Una volta a Vienna Lampi ritornò all’insegnamento accademico e divenne uno dei ritrattisti più ricercati dall’aristocrazia mitteleuropea e dalle famiglie principesche d’Europa. A Vienna porterà a termine alcuni ritratti lasciati incompiuti a San Pietroburgo e il legame con la Russia resterà sempre aperto, realizzando, nel 1802, il ritratto a grandezza naturale di Platon Zubov, il più grande dipinto compiuto da Lampi ed oggi conservato all’Ermitage.

Durante la crisi dei regimi monarchici, Giovanni Battista Lampi dichiarò fedeltà alla Casa d’Austria e all’imperatore Francesco II. Per la sua dichiarata fedeltà e i suoi meriti artistici, il 4 settembre 1798, Francesco II, gli conferì il titolo di cavaliere, uno stemma nobiliare e, l’anno successivo, divenne definitivamente cittadino di Vienna con la nomina a cittadino onorario della città.

In questi anni, Lampi ottenne importanti commissioni dagli esponenti della famiglia imperiale e la sua pittura subì un’ultima ed importante evoluzione artistica: i suoi impareggiabili ritratti raggiunsero un tale virtuosismo nella resa dei tessuti e degli ambienti che otterranno la piena approvazione dei committenti austriaci. Figure statuarie e auliche ottenute grazie all’uso sapiente dello sfumato, ma anche grazie ad un’attenta resa atmosferica e un’attenta cura nei dettagli dell’abbigliamento e dell’ambientazione.

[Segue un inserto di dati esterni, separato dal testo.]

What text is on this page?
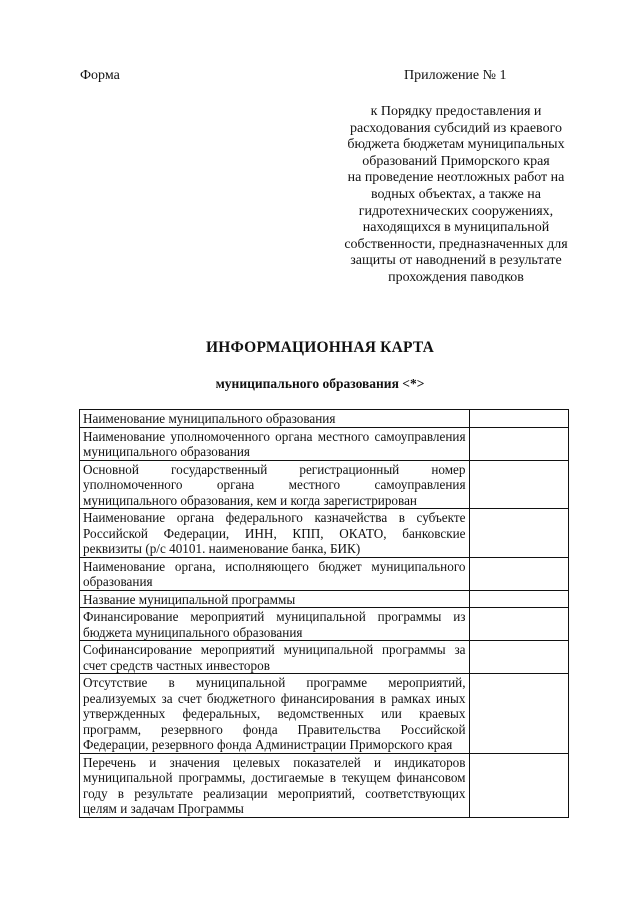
Форма	Приложение № 1
к Порядку предоставления и
расходования субсидий из краевого
бюджета бюджетам муниципальных
образований Приморского края
на проведение неотложных работ на
водных объектах, а также на
гидротехнических сооружениях,
находящихся в муниципальной
собственности, предназначенных для
защиты от наводнений в результате
прохождения паводков
ИНФОРМАЦИОННАЯ КАРТА
муниципального образования <*>
Наименование муниципального образования	
Наименование уполномоченного органа местного самоуправления муниципального образования	
Основной государственный регистрационный номер уполномоченного органа местного самоуправления муниципального образования, кем и когда зарегистрирован	
Наименование органа федерального казначейства в субъекте Российской Федерации, ИНН, КПП, ОКАТО, банковские реквизиты (р/с 40101. наименование банка, БИК)	
Наименование органа, исполняющего бюджет муниципального образования	
Название муниципальной программы	
Финансирование мероприятий муниципальной программы из бюджета муниципального образования	
Софинансирование мероприятий муниципальной программы за счет средств частных инвесторов	
Отсутствие в муниципальной программе мероприятий, реализуемых за счет бюджетного финансирования в рамках иных утвержденных федеральных, ведомственных или краевых программ, резервного фонда Правительства Российской Федерации, резервного фонда Администрации Приморского края	
Перечень и значения целевых показателей и индикаторов муниципальной программы, достигаемые в текущем финансовом году в результате реализации мероприятий, соответствующих целям и задачам Программы	
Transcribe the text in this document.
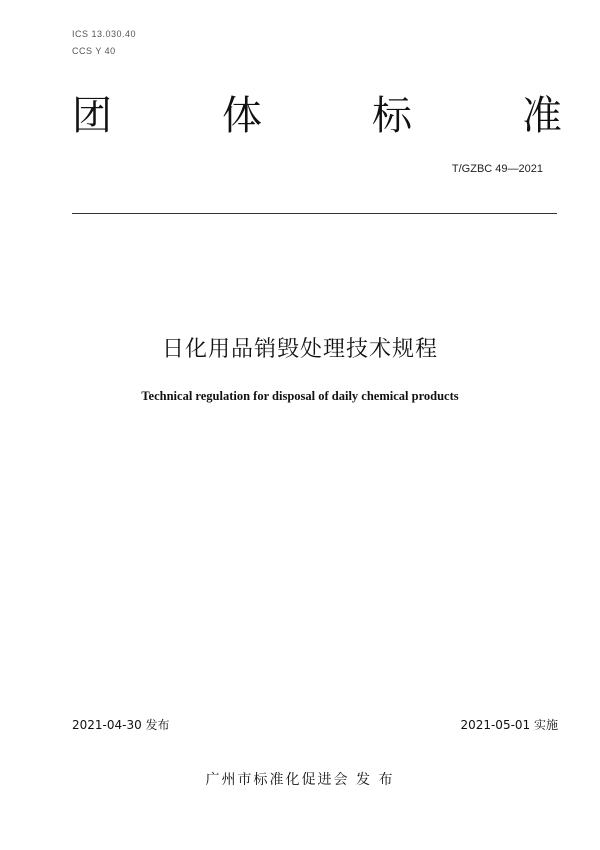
ICS 13.030.40
CCS Y 40
团	体	标	准
T/GZBC 49—2021
日化用品销毁处理技术规程
Technical regulation for disposal of daily chemical products
2021-04-30 发布	2021-05-01 实施
广州市标准化促进会 发 布
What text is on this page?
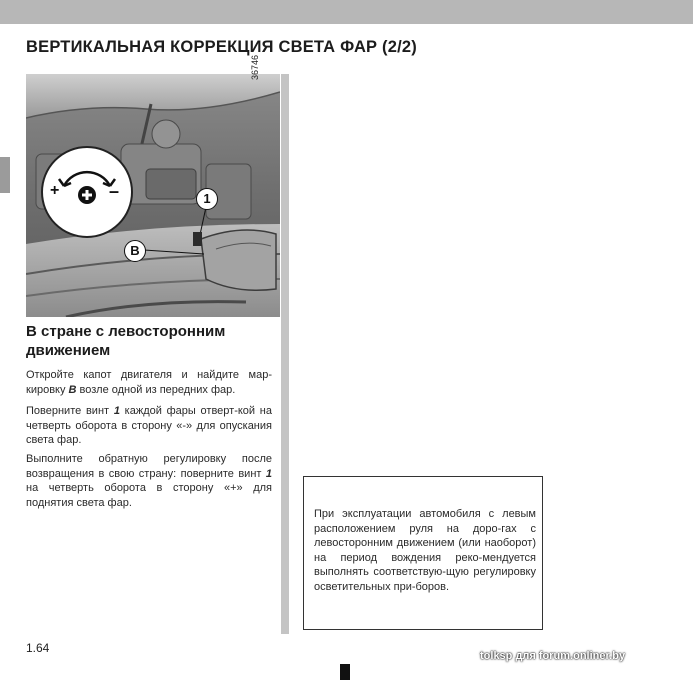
ВЕРТИКАЛЬНАЯ КОРРЕКЦИЯ СВЕТА ФАР (2/2)
+	–	1
B
36746
В стране с левосторонним движением

Откройте капот двигателя и найдите мар-кировку B возле одной из передних фар.

Поверните винт 1 каждой фары отверт-кой на четверть оборота в сторону «-» для опускания света фар.

Выполните обратную регулировку после возвращения в свою страну: поверните винт 1 на четверть оборота в сторону «+» для поднятия света фар.

При эксплуатации автомобиля с левым расположением руля на доро-гах с левосторонним движением (или наоборот) на период вождения реко-мендуется выполнять соответствую-щую регулировку осветительных при-боров.

1.64
tolksp для forum.onliner.by
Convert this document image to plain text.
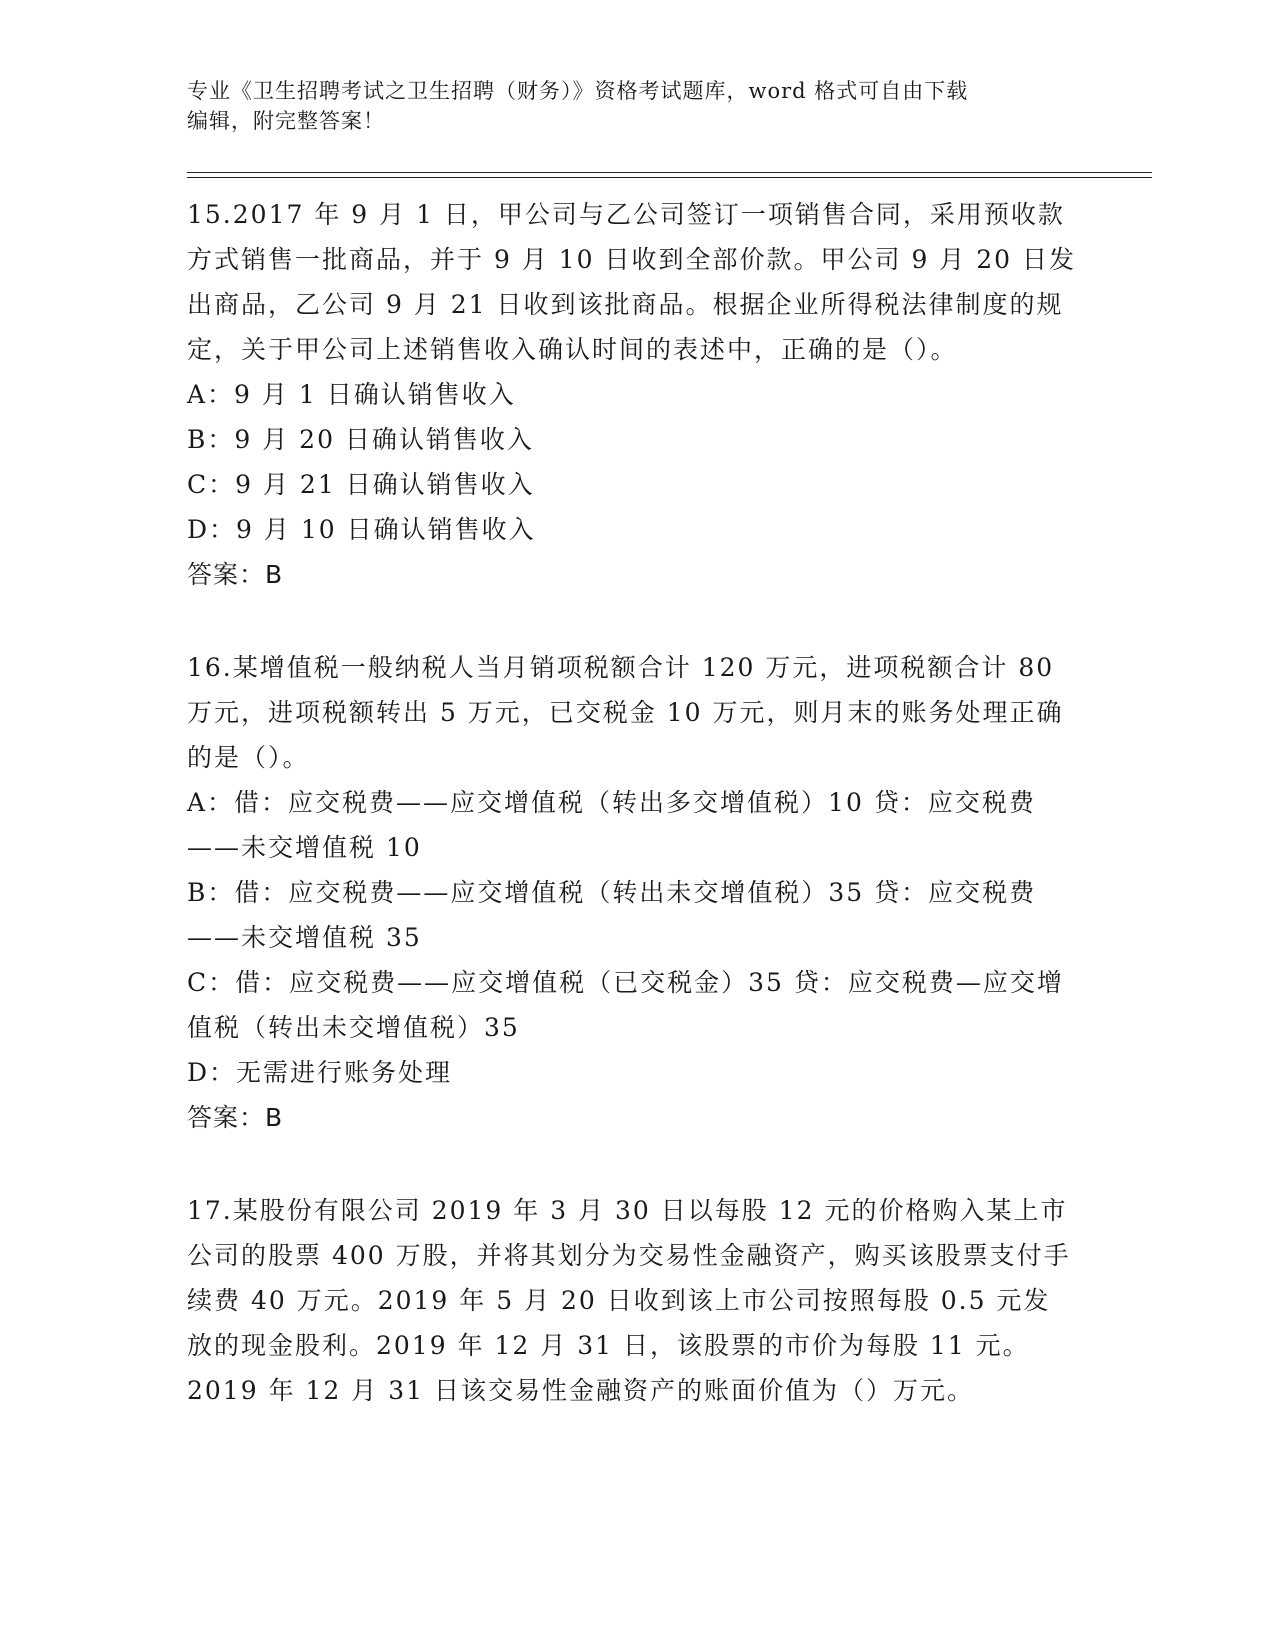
专业《卫生招聘考试之卫生招聘（财务）》资格考试题库，word 格式可自由下载
编辑，附完整答案！

15.2017 年 9 月 1 日，甲公司与乙公司签订一项销售合同，采用预收款方式销售一批商品，并于 9 月 10 日收到全部价款。甲公司 9 月 20 日发出商品，乙公司 9 月 21 日收到该批商品。根据企业所得税法律制度的规定，关于甲公司上述销售收入确认时间的表述中，正确的是（）。

A：9 月 1 日确认销售收入

B：9 月 20 日确认销售收入

C：9 月 21 日确认销售收入

D：9 月 10 日确认销售收入

答案：B

16.某增值税一般纳税人当月销项税额合计 120 万元，进项税额合计 80 万元，进项税额转出 5 万元，已交税金 10 万元，则月末的账务处理正确的是（）。

A：借：应交税费——应交增值税（转出多交增值税）10 贷：应交税费——未交增值税 10

B：借：应交税费——应交增值税（转出未交增值税）35 贷：应交税费——未交增值税 35

C：借：应交税费——应交增值税（已交税金）35 贷：应交税费—应交增值税（转出未交增值税）35

D：无需进行账务处理

答案：B

17.某股份有限公司 2019 年 3 月 30 日以每股 12 元的价格购入某上市公司的股票 400 万股，并将其划分为交易性金融资产，购买该股票支付手续费 40 万元。2019 年 5 月 20 日收到该上市公司按照每股 0.5 元发放的现金股利。2019 年 12 月 31 日，该股票的市价为每股 11 元。2019 年 12 月 31 日该交易性金融资产的账面价值为（）万元。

Sono da ricordare i ritratti di Franz von Saurau, futuro cancelliere, della contessa Maria Sophie von Schӧnborn o i ritratti a grandezza naturale degli imperatori Francesco II e della seconda moglie Maria Teresa di Borbone. I grandiosi ritratti a figura intera dei principi Schwarzenberg, nei quali emergono i fasti dello stile Impero e del vecchio regime, ai quali Lampi fu fedele per tutta la vita.

 

Durante il biennio del Congresso di Vienna, il pittore trentino ottenne le ultime importanti commissioni come il ritratto del conte Johann Rudolph von Czernin-Chudenitz nel quale riuscì a camuffare le deformità del viso, il ritratto del plenipotenziario russo, amante della arti, Andrej Kyrillovic Razumovskij, per il quale aveva già dipinto, tra il 1805 e  il 1806, l’effige dello scultore Antonio Canova.

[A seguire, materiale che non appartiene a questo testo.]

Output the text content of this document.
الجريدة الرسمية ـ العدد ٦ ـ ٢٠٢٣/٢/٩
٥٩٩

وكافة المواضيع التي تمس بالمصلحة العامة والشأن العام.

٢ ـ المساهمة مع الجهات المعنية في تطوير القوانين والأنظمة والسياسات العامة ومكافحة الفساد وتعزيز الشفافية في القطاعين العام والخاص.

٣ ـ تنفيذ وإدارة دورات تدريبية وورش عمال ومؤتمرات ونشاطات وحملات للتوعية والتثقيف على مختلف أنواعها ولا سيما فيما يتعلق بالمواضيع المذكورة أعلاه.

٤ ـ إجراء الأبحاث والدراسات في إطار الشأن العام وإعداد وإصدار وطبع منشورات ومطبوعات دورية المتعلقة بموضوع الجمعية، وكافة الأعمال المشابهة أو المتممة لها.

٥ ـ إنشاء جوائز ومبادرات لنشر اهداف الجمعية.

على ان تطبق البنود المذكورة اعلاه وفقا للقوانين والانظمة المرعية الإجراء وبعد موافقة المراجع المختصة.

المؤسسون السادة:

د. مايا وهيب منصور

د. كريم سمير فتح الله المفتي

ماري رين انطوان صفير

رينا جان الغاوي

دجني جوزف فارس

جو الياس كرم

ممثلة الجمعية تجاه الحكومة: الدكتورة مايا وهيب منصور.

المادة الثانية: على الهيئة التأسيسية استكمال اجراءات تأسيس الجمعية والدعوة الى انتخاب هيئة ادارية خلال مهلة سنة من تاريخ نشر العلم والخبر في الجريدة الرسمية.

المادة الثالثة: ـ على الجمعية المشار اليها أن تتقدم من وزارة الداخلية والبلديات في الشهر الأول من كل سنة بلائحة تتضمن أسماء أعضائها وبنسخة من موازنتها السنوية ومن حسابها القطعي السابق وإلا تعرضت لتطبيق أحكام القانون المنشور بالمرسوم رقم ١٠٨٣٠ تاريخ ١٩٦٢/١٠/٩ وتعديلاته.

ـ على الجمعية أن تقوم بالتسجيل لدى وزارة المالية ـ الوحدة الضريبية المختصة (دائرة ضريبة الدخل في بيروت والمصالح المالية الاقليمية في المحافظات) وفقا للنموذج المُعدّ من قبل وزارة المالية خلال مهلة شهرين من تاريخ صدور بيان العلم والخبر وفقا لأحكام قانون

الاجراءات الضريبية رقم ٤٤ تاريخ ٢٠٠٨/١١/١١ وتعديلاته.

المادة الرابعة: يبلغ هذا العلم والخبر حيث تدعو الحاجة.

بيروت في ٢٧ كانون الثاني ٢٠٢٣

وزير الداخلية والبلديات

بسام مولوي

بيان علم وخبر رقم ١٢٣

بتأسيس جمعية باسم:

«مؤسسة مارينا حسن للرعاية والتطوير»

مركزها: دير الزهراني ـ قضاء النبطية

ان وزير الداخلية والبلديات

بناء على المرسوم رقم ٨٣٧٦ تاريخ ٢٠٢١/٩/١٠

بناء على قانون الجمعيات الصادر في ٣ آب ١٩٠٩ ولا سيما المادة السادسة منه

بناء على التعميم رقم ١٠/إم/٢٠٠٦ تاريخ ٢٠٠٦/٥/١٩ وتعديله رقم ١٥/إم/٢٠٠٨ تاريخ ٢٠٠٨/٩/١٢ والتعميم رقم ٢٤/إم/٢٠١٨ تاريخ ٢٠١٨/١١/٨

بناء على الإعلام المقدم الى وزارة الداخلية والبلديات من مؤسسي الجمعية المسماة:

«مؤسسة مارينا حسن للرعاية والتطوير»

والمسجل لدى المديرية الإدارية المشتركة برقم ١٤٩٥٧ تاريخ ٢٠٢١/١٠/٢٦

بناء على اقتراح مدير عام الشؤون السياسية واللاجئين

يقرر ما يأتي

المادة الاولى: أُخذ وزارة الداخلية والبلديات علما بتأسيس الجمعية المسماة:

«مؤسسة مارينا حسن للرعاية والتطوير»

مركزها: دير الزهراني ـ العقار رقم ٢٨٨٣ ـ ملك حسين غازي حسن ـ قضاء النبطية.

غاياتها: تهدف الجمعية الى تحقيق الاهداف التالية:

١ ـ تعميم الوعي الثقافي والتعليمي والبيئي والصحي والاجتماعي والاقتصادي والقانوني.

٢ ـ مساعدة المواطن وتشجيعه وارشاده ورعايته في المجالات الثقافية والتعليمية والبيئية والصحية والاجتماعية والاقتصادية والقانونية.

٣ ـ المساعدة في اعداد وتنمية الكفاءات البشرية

La carriera artistica di Lampi è ormai giunta al termine: nel 1822 il pittore si ritirò dall’insegnamento e affidò la gestione dell’atelier viennese al figlio maggiore che donò al paese natale del padre, Romeno, il capolavoro neoclassico della pala dell’Assunta. Giovanni Battista Lampi visse tra Vienna e la cittadina termale di Baden, dove dipinse ancora il suo medico curante, Anton Franz Rollett.

 

Il 30 agosto 1826 ricevette a Vienna la medaglia al merito civile e due anni dopo donò all’imperatore la sua ultima opera, l’autoritratto al cavalletto. Il 25 dicembre 1829 morì la seconda moglie dell’artista, Julia Rigin, conosciuta a San Pietroburgo, e l’11 febbraio 1830 fu la volta di Lampi che morì nella su casa viennese del sobborgo di Leopoldstadt.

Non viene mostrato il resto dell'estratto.